Below are tools to measure site speed and recommendations on optimizing images on your store.

 

Speed Testing Tools

Site speed or page speed is an important ranking factor for search engine results.

Tools like Google’s PageSpeed Tools and Pingdom’s Website Speed Test determine which images, if any, have a higher than necessary file size, resulting in a slow page load time. To learn more on how to improve your site speed, see our Guide to Site Speed.

 

Optimizing Image Properties

Physical Image Size

Make sure the physical size (height and width) of your images is appropriate. Generally, the optimal size for your product photos is 1280 x 1280 pixels. Your theme's documentation may suggest a different recommended size. If you take a 5-megapixel picture with a 3:2 aspect ratio, that means it will come out to roughly 2740 pixels on the longest side, which is much higher than the optimal resolution for web content.

Resized image

 

Pro Tip!
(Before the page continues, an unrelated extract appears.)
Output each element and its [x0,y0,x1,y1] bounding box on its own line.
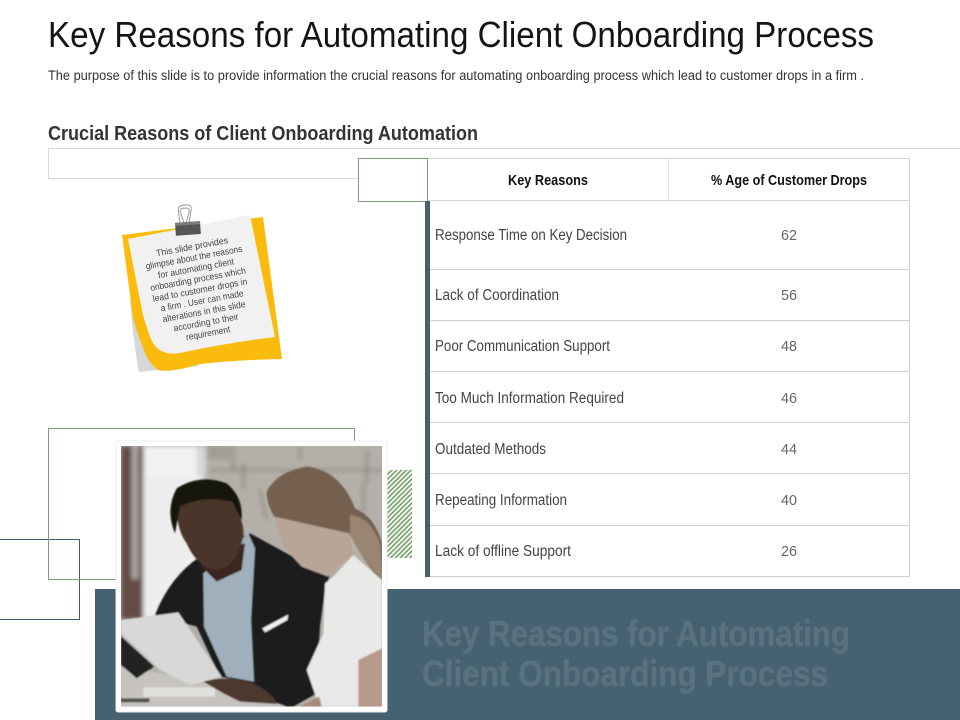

When downloading photos from your camera, you should name your image files in a way that is easy for search engines to find. For example, an image directly from your camera might have a file name of DSC00101.JPG. Change it to something like red-longsleeve-kashmir-sweater.jpg.

You can use graphics software on your computer, or free web services like Pixlr to trim down raw camera images or product photos. For GIFs, we recommend minimizing the number of frames to reduce file size and improve download speed. Fewer than 100 frames works well. Keep the total number of frames under 150 to avoid animation from potentially being clipped.

Image File Size

File size is just as important as dimensions. File size refers to how much data a file contains or how much storage it will consume. Sites like TinyPNG can compress your images to lower your page load overhead. Some graphics software programs like Adobe Photoshop also feature a “Save for Web” command, which does the same thing.
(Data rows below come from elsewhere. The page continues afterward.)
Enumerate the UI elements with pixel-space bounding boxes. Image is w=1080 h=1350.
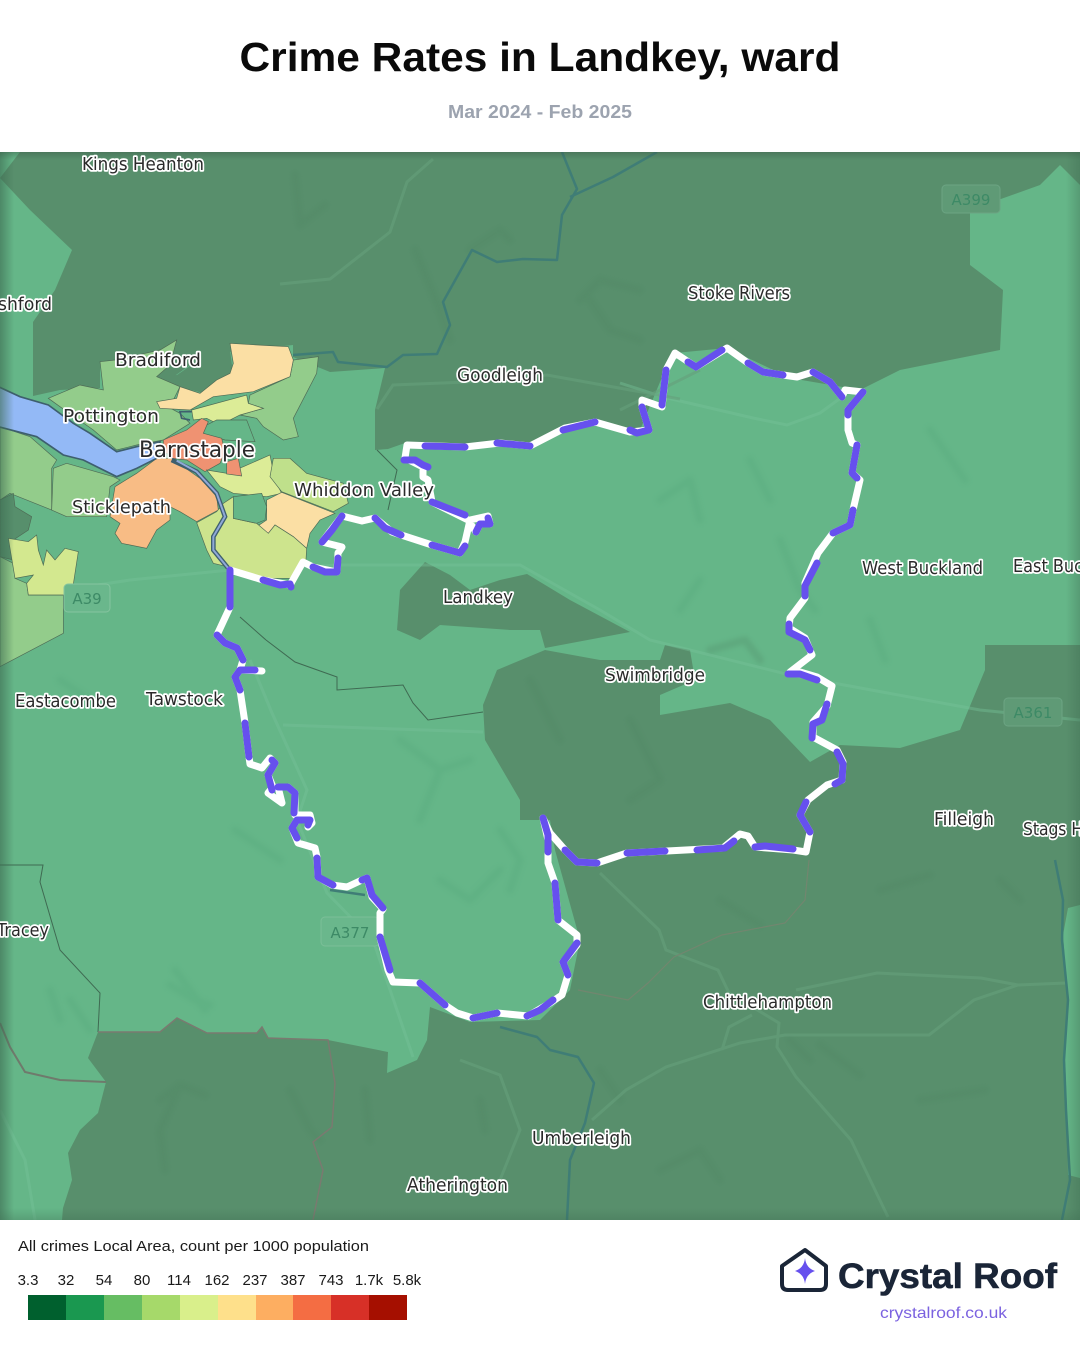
icon: house with star <box>782 1250 826 1290</box>
label: Goodleigh: Goodleigh <box>457 365 543 386</box>
ward: low-crime pocket <box>0 493 32 560</box>
label: Swimbridge: Swimbridge <box>605 665 705 686</box>
road shield A399 <box>942 185 1000 213</box>
label: Atherington: Atherington <box>407 1175 508 1196</box>
roads on dark ground <box>280 159 1066 1217</box>
label: Barnstaple: Barnstaple <box>139 438 255 463</box>
label: Landkey: Landkey <box>443 587 513 608</box>
legend <box>18 1238 422 1320</box>
river Taw water <box>177 461 228 568</box>
road shield A361: A361 <box>1014 704 1052 722</box>
road shield A39 <box>64 584 110 612</box>
legend values: 743 <box>318 1272 344 1289</box>
legend values: 80 <box>134 1272 150 1289</box>
ward: light green Whiddon <box>270 458 348 512</box>
label: Pottington: Pottington <box>63 406 159 427</box>
legend values: 237 <box>242 1272 268 1289</box>
road shield A377 <box>321 917 379 946</box>
legend values: 387 <box>280 1272 306 1289</box>
ward: cream north <box>157 343 293 410</box>
legend values: 5.8k <box>393 1272 422 1289</box>
place labels <box>0 154 1080 1196</box>
Landkey ward boundary <box>217 348 863 1018</box>
ward: yellow green centre <box>192 395 263 425</box>
label: West Buckland: West Buckland <box>862 558 983 579</box>
label: Bradiford: Bradiford <box>115 350 201 371</box>
label: Chittlehampton: Chittlehampton <box>703 992 832 1013</box>
ward: Sticklepath fringe <box>52 463 120 517</box>
Crystal Roof logo <box>782 1250 1057 1322</box>
label: Sticklepath: Sticklepath <box>72 497 171 518</box>
forest texture patches <box>708 638 762 662</box>
rivers <box>293 152 1070 1220</box>
river Taw channel <box>172 460 228 568</box>
ward: yellow green east <box>207 455 282 497</box>
label: Umberleigh: Umberleigh <box>532 1128 631 1149</box>
website: crystalroof.co.uk <box>880 1305 1008 1322</box>
ward: lower yellow green <box>197 497 307 578</box>
legend values: 162 <box>204 1272 230 1289</box>
town wards around Barnstaple <box>0 340 348 667</box>
date range subtitle: Mar 2024 - Feb 2025 <box>448 102 632 122</box>
brand name: Crystal Roof <box>838 1257 1057 1296</box>
ward: central green <box>203 420 255 442</box>
estuary <box>0 387 160 477</box>
label: Stoke Rivers: Stoke Rivers <box>688 283 790 304</box>
label: Eastacombe: Eastacombe <box>15 691 116 712</box>
edge shading <box>0 152 1080 1220</box>
road shield A399: A399 <box>952 191 990 209</box>
ward: lower left <box>0 557 63 667</box>
legend values <box>18 1272 422 1289</box>
legend title: All crimes Local Area, count per 1000 population <box>18 1238 369 1255</box>
label: Kings Heanton: Kings Heanton <box>82 154 204 175</box>
ward: small red <box>227 458 242 476</box>
label: Whiddon Valley: Whiddon Valley <box>294 480 434 501</box>
boundary: purple dashes <box>217 350 863 1018</box>
title: Crime Rates in Landkey, ward <box>240 34 840 80</box>
legend values: 1.7k <box>355 1272 384 1289</box>
legend values: 3.3 <box>18 1272 38 1289</box>
darker very-low-crime areas <box>0 152 1080 1220</box>
boundary: white line <box>217 348 863 1018</box>
legend colour scale <box>28 1295 407 1320</box>
legend values: 54 <box>96 1272 112 1289</box>
ward: east mid green <box>240 357 318 440</box>
label: Filleigh: Filleigh <box>934 809 994 830</box>
legend values: 32 <box>58 1272 74 1289</box>
east edge low-crime strip <box>1063 905 1080 1178</box>
Yeo inlet <box>180 412 192 420</box>
map base: low-crime areas <box>0 152 1080 1220</box>
ward: orange Sticklepath <box>110 458 218 548</box>
light road lines <box>421 382 1080 722</box>
road shield A39: A39 <box>72 590 102 608</box>
road shield A377: A377 <box>331 924 369 942</box>
label: Tawstock: Tawstock <box>145 689 224 710</box>
ward: town centre <box>163 418 225 472</box>
administrative boundaries <box>0 450 809 1220</box>
choropleth map <box>0 152 1080 1220</box>
ward: small green <box>233 493 267 523</box>
ward: yellow-green west <box>8 535 78 595</box>
ward: cream Whiddon <box>257 492 335 548</box>
legend values: 114 <box>167 1272 191 1289</box>
ward: west <box>0 427 57 510</box>
ward: Pottington <box>48 340 190 450</box>
road shield A361 <box>1004 698 1062 726</box>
Uncompressed JPGCompressed JPG
Uncompressed JPG
File size: 182 kb (kilobytes)
Compressed JPG
File size: 34 kb

Note there is no discernable quality difference between the two images above, but the compressed version on the right will load 5x faster.

Format

An image's format refers to how the information is encoded for a computer to interpret. Images can be encoded in a variety of different formats. For most situations on your BigCommerce store, using a JPEG or JPG format for your product photos offers the best balance between looking good and loading fast. PNG files are typically used for web graphics, like icons or patterns. 

 

Content Delivery Network

A content delivery network (CDN) allows you to serve your store’s web files faster around the world by caching common data in global network nodes. For example, if someone in Japan visits your site, that data is served from a local server in Asia, which is faster than if it had to travel from North America. If you have a custom designed theme, you can use the BigCommerce Content Delivery Network to serve the images in your theme faster.

The BigCommerce CDN will compress images using the lossless setting. This occurs automatically and provides compression while not impairing image quality. This setting cannot be configured separately per store.

The CDN may also convert image file formats. Done rarely with the lossless setting, this will only occur if the conversion does not adversely affect image quality or increase file size.

 

Responsive Images

BigCommerce stores with Stencil themes based on Cornerstone 4.0 or newer use the srcset attribute to handle responsive images. This will automatically optimize each online image for the best combination of size and quality suited for each image and device.

This means when an image is uploaded, it has a defined set of image sizes from which the viewer's browser will automatically select for ideal size and resolution on the device being used. Even if you upload a very large image from a digital camera, it will be reformatted to be more manageable for online viewing.

To learn more about responsive images through srcset, see our developer documentation.

 

Additional Optimization

While not directly related to site speed, your product photos should have descriptive alt tags (called image descriptions in BigCommerce), which is alternative text displayed in a browser when the image cannot be viewed. This can be helpful for several reasons:

  • The user is vision disabled and is using software to browse and translate the web.
  • The user has a less than reliable internet connection.
  • The user has turned off images in their browser for a speedier experience.

Search engines use alt tags to learn more about the nature of the site, and use it as a ranking factor on results pages. They can even help your images themselves rank higher when searchers conduct an image query.

In BigCommerce, you can add image descriptions as you manually add product images through the control panel, or import them.